Jepang juga pernah mengajukan protes keras kepada Pemerintah Rusia atas latihan militer yang dilakukan negara itu di Kepulauan Kuril pada Agustus 2014. Demikian pula saat Presiden Rusia Dmitry Medvedev mengunjungi wilayah Kepulauan Kuril Februari 2011 silam. Ketika itu, Perdana Menteri Naoto Kan menyebut kunjungan Presiden Medvedev sebagai tindakan yang sangat tidak pantas dan memicu kemarahan bangsa Jepang.
Masih gagalnya kedua pemimpin negara untuk menandatangani traktat perdamaian diakui tetap menjadi ganjalan bagi pengembangan hubungan ekonomi dan perdagangan. Namun, harus diakui jalur diplomasi yang ditempuh Putin saat ini membuka peluang hubungan yang lebih dalam dengan Jepang.
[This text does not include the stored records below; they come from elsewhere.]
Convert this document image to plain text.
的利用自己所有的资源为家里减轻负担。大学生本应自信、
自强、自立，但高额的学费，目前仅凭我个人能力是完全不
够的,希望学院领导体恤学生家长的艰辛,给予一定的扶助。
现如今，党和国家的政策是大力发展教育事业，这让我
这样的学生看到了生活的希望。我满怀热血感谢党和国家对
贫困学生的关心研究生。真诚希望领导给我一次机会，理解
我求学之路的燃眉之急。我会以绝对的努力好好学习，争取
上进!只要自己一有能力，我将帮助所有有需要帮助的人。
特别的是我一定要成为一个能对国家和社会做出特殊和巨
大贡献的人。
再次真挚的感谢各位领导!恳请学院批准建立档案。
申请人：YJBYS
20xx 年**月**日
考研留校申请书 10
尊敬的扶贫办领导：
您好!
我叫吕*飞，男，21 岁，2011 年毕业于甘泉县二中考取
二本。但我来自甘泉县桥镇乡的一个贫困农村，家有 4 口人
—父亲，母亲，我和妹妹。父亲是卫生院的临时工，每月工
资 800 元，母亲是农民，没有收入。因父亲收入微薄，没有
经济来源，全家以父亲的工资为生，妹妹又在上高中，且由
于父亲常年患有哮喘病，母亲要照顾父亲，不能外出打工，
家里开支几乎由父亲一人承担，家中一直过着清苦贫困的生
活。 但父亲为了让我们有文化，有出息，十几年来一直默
Putin lebih banyak membuka ruang dialog dengan pemimpin Jepang dibanding era pemimpin Rusia sebelumnya. Beberapa kemajuan telah dicapai Putin, dengan memberikan tawaran kunjungan dan kerja sama bagi Jepang di wilayah sengketa. Di satu sisi, Putin bisa memecah relasi kebekuan dengan Jepang yang telah mengakar selama 70 tahun, di sisi lain jalan diplomasi Putin sekaligus mengukuhkan pengaruh Rusia di kawasan Asia. (Yohanes Advent Krisdamarjati/Litbang Kompas)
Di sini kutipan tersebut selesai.